Ulozi, which is Swahili for ‘Black arts’ was founded in the late 1980s as a response to the Denver Black Arts Festival’s (now the Colorado Black Arts Festival) need for an in-house core group of Black visual artists. Over the next two decades Ulozi provided educational workshops for member artists and opportunities for artist to exhibit original artwork in venues that included the festival itself, local hospitals, schools, businesses, galleries and the Denver Art Museum. Many of the Denver area arts and humanities institutions – DAM, the museum of Natural History, etc. – depended upon Ulozi to create programs that would appeal to local people of color. Ulozi established interactive activities within the Festival’s Children’s Pavilion on behalf of these entities. We established our own gallery space, Ulozi House, in the historic Five Points neighborhood just east of downtown Denver.

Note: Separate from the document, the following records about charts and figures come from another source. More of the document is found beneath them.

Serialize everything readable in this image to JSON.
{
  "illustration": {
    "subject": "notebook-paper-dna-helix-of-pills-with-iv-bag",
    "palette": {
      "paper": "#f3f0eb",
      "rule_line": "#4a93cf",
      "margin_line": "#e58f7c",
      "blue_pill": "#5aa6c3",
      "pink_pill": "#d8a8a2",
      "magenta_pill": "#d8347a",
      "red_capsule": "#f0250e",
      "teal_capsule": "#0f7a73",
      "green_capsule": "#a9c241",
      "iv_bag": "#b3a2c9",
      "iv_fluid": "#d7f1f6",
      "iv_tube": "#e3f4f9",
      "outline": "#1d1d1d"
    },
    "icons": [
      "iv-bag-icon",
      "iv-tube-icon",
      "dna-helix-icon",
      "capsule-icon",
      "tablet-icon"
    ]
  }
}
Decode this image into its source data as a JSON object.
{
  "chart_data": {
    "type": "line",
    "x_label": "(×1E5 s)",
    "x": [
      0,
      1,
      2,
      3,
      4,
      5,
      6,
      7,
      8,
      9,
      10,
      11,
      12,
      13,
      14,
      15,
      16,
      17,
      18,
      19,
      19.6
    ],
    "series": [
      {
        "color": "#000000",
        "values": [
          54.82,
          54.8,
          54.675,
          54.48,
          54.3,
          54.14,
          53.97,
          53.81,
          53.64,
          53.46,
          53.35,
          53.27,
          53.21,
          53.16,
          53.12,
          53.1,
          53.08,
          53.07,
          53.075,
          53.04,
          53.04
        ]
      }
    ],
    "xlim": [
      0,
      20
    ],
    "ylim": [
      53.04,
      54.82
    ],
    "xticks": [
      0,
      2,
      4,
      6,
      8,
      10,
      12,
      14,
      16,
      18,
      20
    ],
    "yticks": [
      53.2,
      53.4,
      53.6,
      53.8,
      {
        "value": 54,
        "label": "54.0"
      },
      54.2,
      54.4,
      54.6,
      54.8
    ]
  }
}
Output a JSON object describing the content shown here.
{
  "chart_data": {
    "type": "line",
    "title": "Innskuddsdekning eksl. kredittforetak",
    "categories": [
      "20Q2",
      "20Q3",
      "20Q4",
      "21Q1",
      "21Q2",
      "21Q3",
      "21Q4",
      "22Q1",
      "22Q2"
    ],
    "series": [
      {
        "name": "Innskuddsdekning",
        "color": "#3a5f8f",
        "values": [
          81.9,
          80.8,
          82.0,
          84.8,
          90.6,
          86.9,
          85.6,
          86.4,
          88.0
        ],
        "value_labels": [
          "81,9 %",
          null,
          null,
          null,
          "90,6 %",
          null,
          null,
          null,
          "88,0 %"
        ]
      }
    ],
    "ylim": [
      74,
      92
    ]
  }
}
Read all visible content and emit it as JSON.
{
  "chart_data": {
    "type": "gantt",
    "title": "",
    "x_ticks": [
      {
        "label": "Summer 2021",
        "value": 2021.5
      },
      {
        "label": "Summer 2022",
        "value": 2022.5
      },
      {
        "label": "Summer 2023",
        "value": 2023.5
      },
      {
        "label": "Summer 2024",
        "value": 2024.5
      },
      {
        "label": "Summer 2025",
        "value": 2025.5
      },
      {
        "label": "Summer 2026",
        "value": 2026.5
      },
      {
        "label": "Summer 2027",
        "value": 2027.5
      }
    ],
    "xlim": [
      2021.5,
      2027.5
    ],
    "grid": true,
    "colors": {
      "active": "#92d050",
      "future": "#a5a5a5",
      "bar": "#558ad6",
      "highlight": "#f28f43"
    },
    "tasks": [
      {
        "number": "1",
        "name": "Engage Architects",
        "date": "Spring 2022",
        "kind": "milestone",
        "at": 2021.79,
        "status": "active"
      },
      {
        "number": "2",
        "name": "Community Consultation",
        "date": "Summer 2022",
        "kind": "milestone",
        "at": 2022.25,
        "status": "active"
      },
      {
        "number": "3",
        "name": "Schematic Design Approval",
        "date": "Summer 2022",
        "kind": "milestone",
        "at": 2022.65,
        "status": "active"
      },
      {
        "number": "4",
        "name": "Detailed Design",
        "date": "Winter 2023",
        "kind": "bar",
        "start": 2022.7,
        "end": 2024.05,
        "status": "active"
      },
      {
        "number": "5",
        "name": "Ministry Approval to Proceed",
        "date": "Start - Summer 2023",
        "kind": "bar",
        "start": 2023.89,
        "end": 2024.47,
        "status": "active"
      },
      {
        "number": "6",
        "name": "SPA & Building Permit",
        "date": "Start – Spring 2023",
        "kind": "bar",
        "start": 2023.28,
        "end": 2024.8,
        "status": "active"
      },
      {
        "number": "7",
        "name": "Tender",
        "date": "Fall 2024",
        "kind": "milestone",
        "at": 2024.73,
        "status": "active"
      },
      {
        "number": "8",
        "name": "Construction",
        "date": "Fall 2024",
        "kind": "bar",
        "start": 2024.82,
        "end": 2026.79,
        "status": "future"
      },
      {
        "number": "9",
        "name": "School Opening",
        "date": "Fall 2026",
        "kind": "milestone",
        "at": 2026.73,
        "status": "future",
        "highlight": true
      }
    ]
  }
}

When the current Denver International Airport was under construction, the city’s Percent for the Art monies enabled the purchase of over seven million dollars in original artwork from artists around the country. We discovered that only two Black visual artists and only one Hispanic artist had been award money grants to place artwork in the airport’s collection. We prevailed upon Wilma Webb, the wife of the city’s first Black mayor and the head of the search committee, to allot $230,000 of the remaining funds to Ulozi and CHAC (Chicano Humanities and Arts Council) for a nationwide search for artists to install two murals that now reside in the airports north terminal. Ulozi's chosen artist was
Marcus Akinlana of New Orleans, LA whose mural
Mile High and Rising portrayed Black Americans panning for gold and homesteading in the state. Though heavily involved with Sankofa Art Collective, I was not one of its founders. Its mission was essentially the same as Ulozi’s – to foster and promote the work of Black visual artists in the Denver area.